Front page continuation (72) Inventor Shiro Nankai 1006 Kadoma, Kadoma, Osaka Prefecture Matsushita Electric Industrial Co., Ltd. (72) Inko Junko Iwata, 1006 Kadoma, Kadoma City, Osaka Matsushita Electric Industrial

Claims (8)

[Claims] 1. A cholesterol sensor comprising an electrode system having a measurement electrode and a counter electrode, and a reaction reagent system, wherein the reaction reagent system contains at least cholesterol dehydrogenase, nicotinamide adenine dinucleotide, and an electron mediator. . 2. An insulating substrate, an electrode system including a measurement electrode and a counter electrode provided on the substrate, and a sample liquid supply from the end of the substrate to the electrode system disposed on the substrate. A cover member having a groove forming a passage, and a reaction layer including a reaction reagent system provided in a portion exposed to the sample liquid supply passage, wherein at least cholesterol dehydrogenase and nicotinamide adenine dinucleotide are contained in the reaction reagent system. , And a cholesterol sensor comprising an electron mediator. 3. The electron mediator is ferricyanide, 1,2-naphthoquinone-4-sulfonic acid, 2,6-
Dichlorophenol indophenol, dimethylbenzoquinone, 1-methoxy-5-methylphenazinium sulfate, methylene blue, galocyanine, thionine,
2. At least one selected from the group consisting of phenazine methosulfate and Meldola blue.

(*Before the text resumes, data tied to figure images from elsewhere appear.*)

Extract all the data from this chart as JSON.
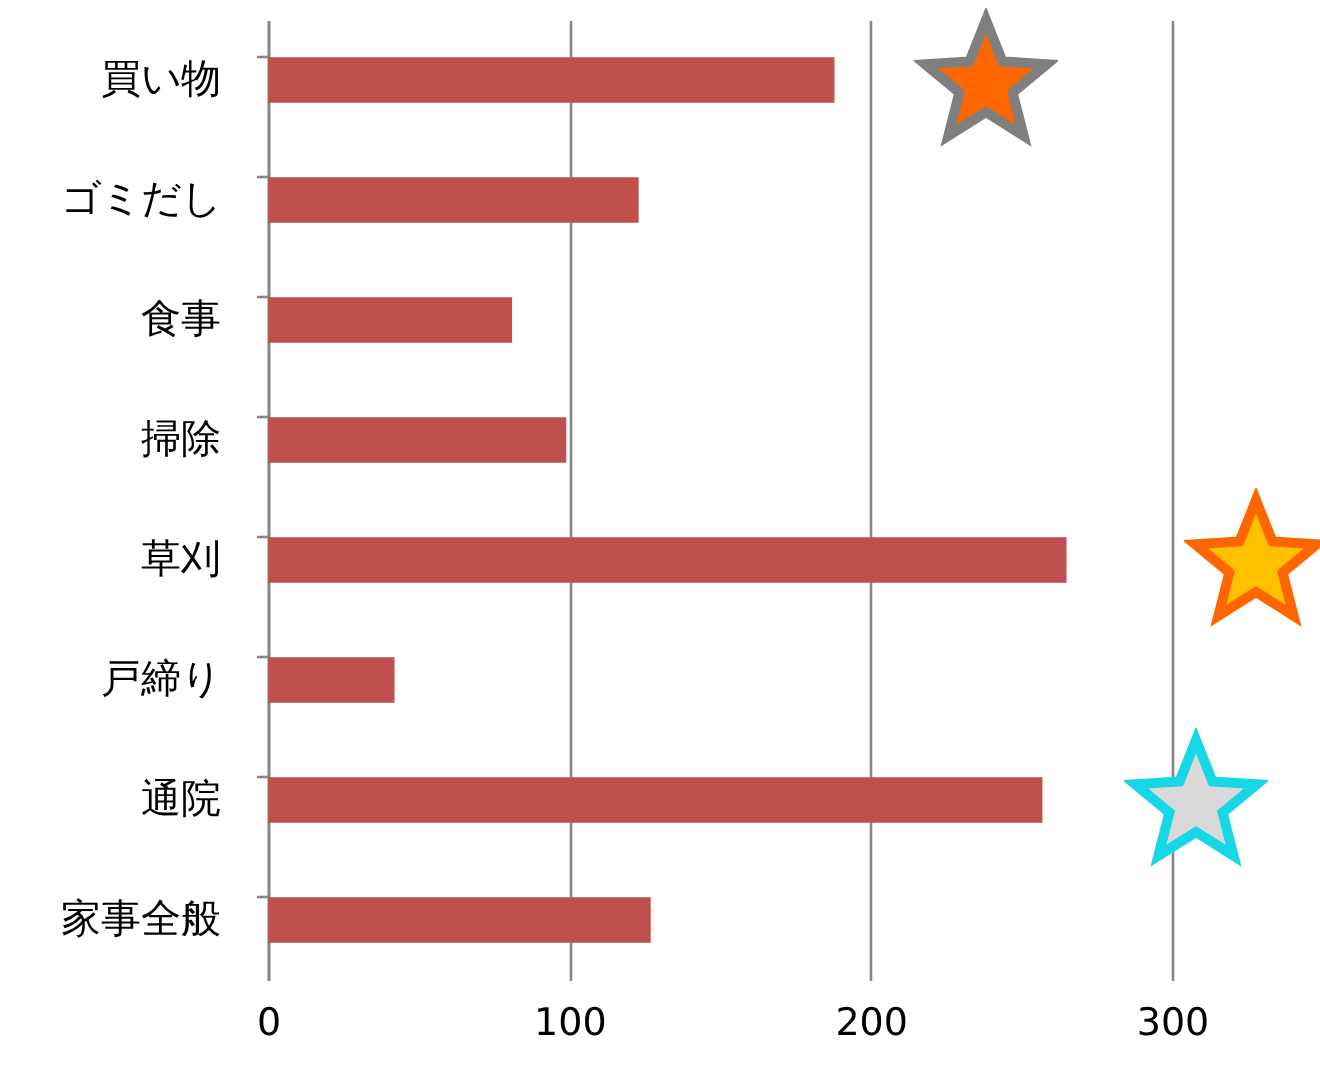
{
  "chart_data": {
    "type": "bar",
    "orientation": "horizontal",
    "categories": [
      "買い物",
      "ゴミだし",
      "食事",
      "掃除",
      "草刈",
      "戸締り",
      "通院",
      "家事全般"
    ],
    "values": [
      188,
      123,
      81,
      99,
      265,
      42,
      257,
      127
    ],
    "color": "#c0504d",
    "xlim": [
      0,
      300
    ],
    "xticks": [
      0,
      100,
      200,
      300
    ],
    "grid": "x"
  }
}
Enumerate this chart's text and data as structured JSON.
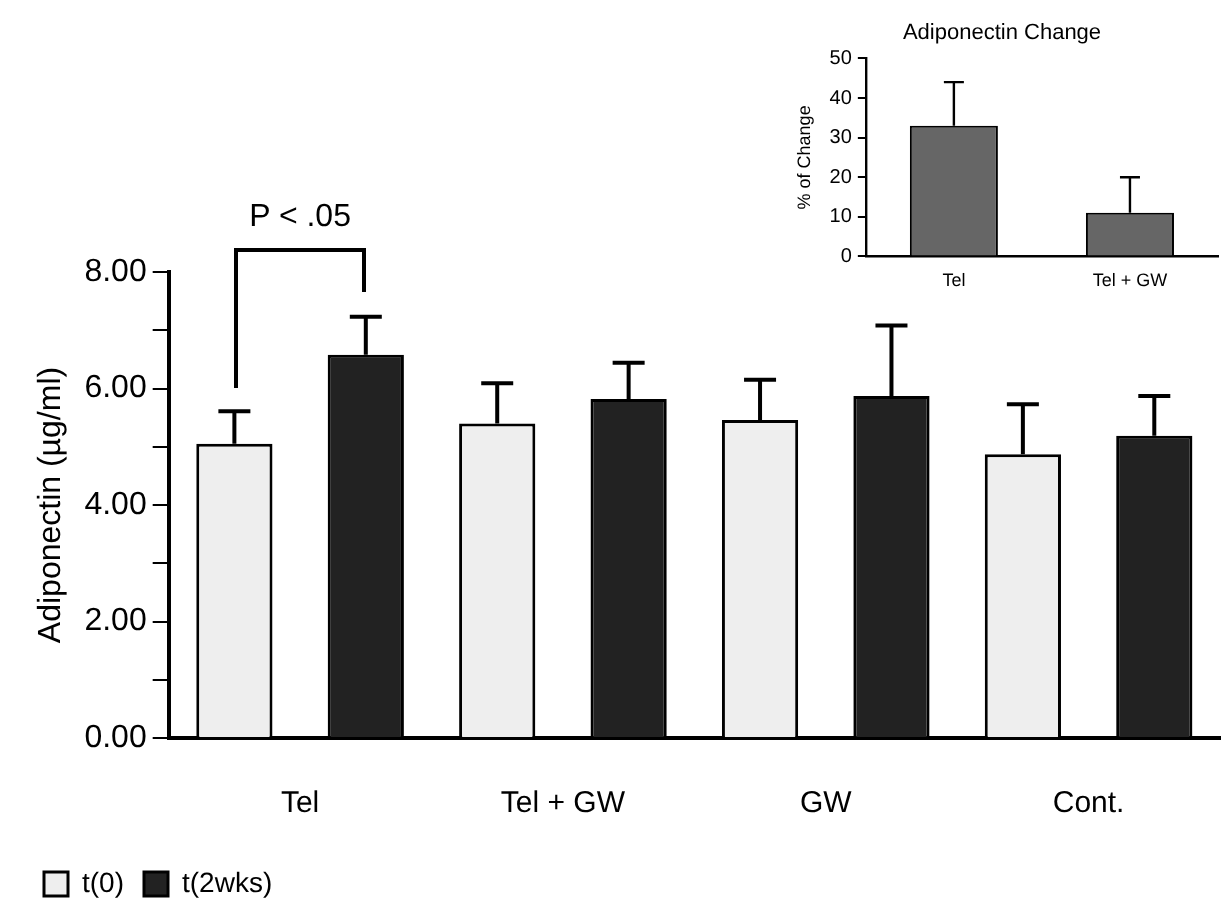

Alternatively, the cholesterol sensor described in 2. 4. The cholesterol sensor according to claim 1, wherein the reaction reagent system contains diaphorase. 5. The cholesterol sensor according to claim 1, wherein the reaction reagent system contains cholesterol esterase and a surfactant. 6. The cholesterol sensor according to claim 2, wherein the reaction layer is provided separately on the electrode system and on the cover member side. 7. The cholesterol sensor according to claim 2, which has a layer containing a hydrophilic polymer in at least a part of the reaction layer. 8. The cholesterol sensor according to claim 2, wherein at least a part of the reaction layer has a layer in which a hydrophilic polymer and an electron mediator are mixed.